Cybercrime is any crime that involves the use of a computer, such as hacking,
spamming, phishing, etc. Cybercrimes are the latest and the most
sophisticated problem in the digital world. Cybercrime varies from computer
fraud, unauthorized hacking, forgery, infringements of privacy, online
gambling, propagation of harmful content, phishing, computer viruses,
falsification of prostitution, theft, espionage, copyright infringement, financial
crimes, sale of illegal articles, pornography, intellectual property crime, e-mail
spoofing, cyber defamation, and cyberstalking. The study's goals were to
identify different types of cybercrimes committed on social media, look at how
these crimes affect the safety of these platforms, and research how these
crimes affect social media safety.
Since many of us have been confined to our homes to wait out the pandemic of
COVID-19, social media has become more crucial than ever. Our social media
feeds have made us feel connected, informed, or just plain funny, whether
we've used them to pass the time or interact with friends and family.
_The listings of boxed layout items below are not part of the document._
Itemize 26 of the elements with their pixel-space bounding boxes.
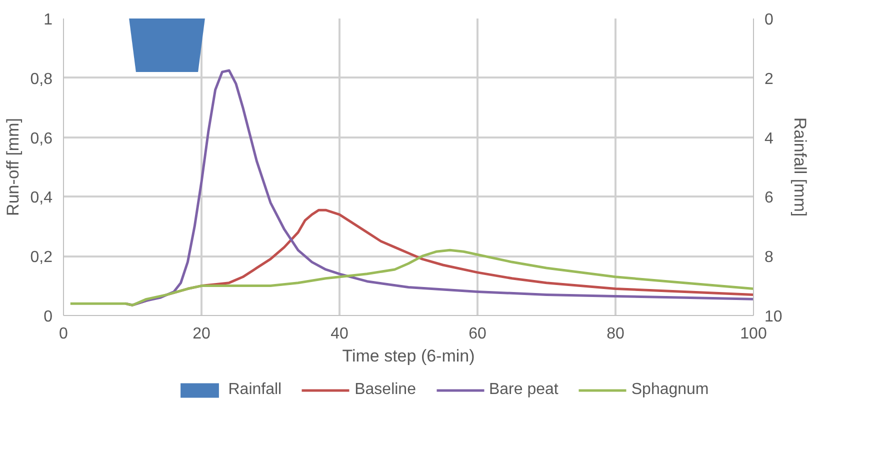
- x-tick-label: 0: [59, 326, 68, 342]
- legend-label: Baseline: [354, 381, 416, 399]
- y-axis-title: Run-off [mm]: [3, 118, 22, 216]
- x-tick-label: 100: [740, 326, 767, 342]
- y-tick-label: 0: [44, 308, 53, 326]
- y-tick-label: 1: [44, 12, 53, 28]
- y2-axis-title: Rainfall [mm]: [790, 117, 810, 217]
- y2-tick-label: 0: [764, 12, 774, 28]
- y-tick-label: 0,4: [30, 190, 53, 207]
- legend-label: Sphagnum: [631, 381, 709, 399]
- line-series: [69, 248, 754, 306]
- y-tick-label: 0,8: [30, 70, 53, 88]
- legend-label: Bare peat: [488, 381, 558, 399]
- y-tick-label: 0,2: [30, 249, 53, 266]
- y2-tick-label: 10: [764, 308, 782, 326]
- legend-label: Rainfall: [228, 381, 282, 399]
- y2-tick-label: 6: [764, 190, 774, 207]
- y-tick-label: 0,6: [30, 130, 53, 148]
- x-tick-label: 60: [468, 326, 486, 342]
- x-axis-title: Time step (6-min): [342, 346, 475, 366]
- x-tick-label: 80: [606, 326, 624, 342]
- y2-tick-label: 2: [764, 70, 774, 88]
- x-tick-label: 40: [330, 326, 348, 342]
- y2-tick-label: 4: [764, 130, 774, 148]
- x-tick-label: 20: [192, 326, 210, 342]
- y2-tick-label: 8: [764, 249, 774, 266]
Sadly, it
has also been used as a tool to disseminate rumors, advertise scams, and,
more recently, steal data from COVID vaccination cards.
The goal of the study is to gain a better understanding of the relationships
between the usage of online crime prevention techniques and prior
victimization, perceptions of the prevalence of cybercrime, and perceptions of
the harm caused by cybercrime. It aims to add to the corpus of research that
has established the limited impact of knowledge-based crime prevention
education in reducing victimization.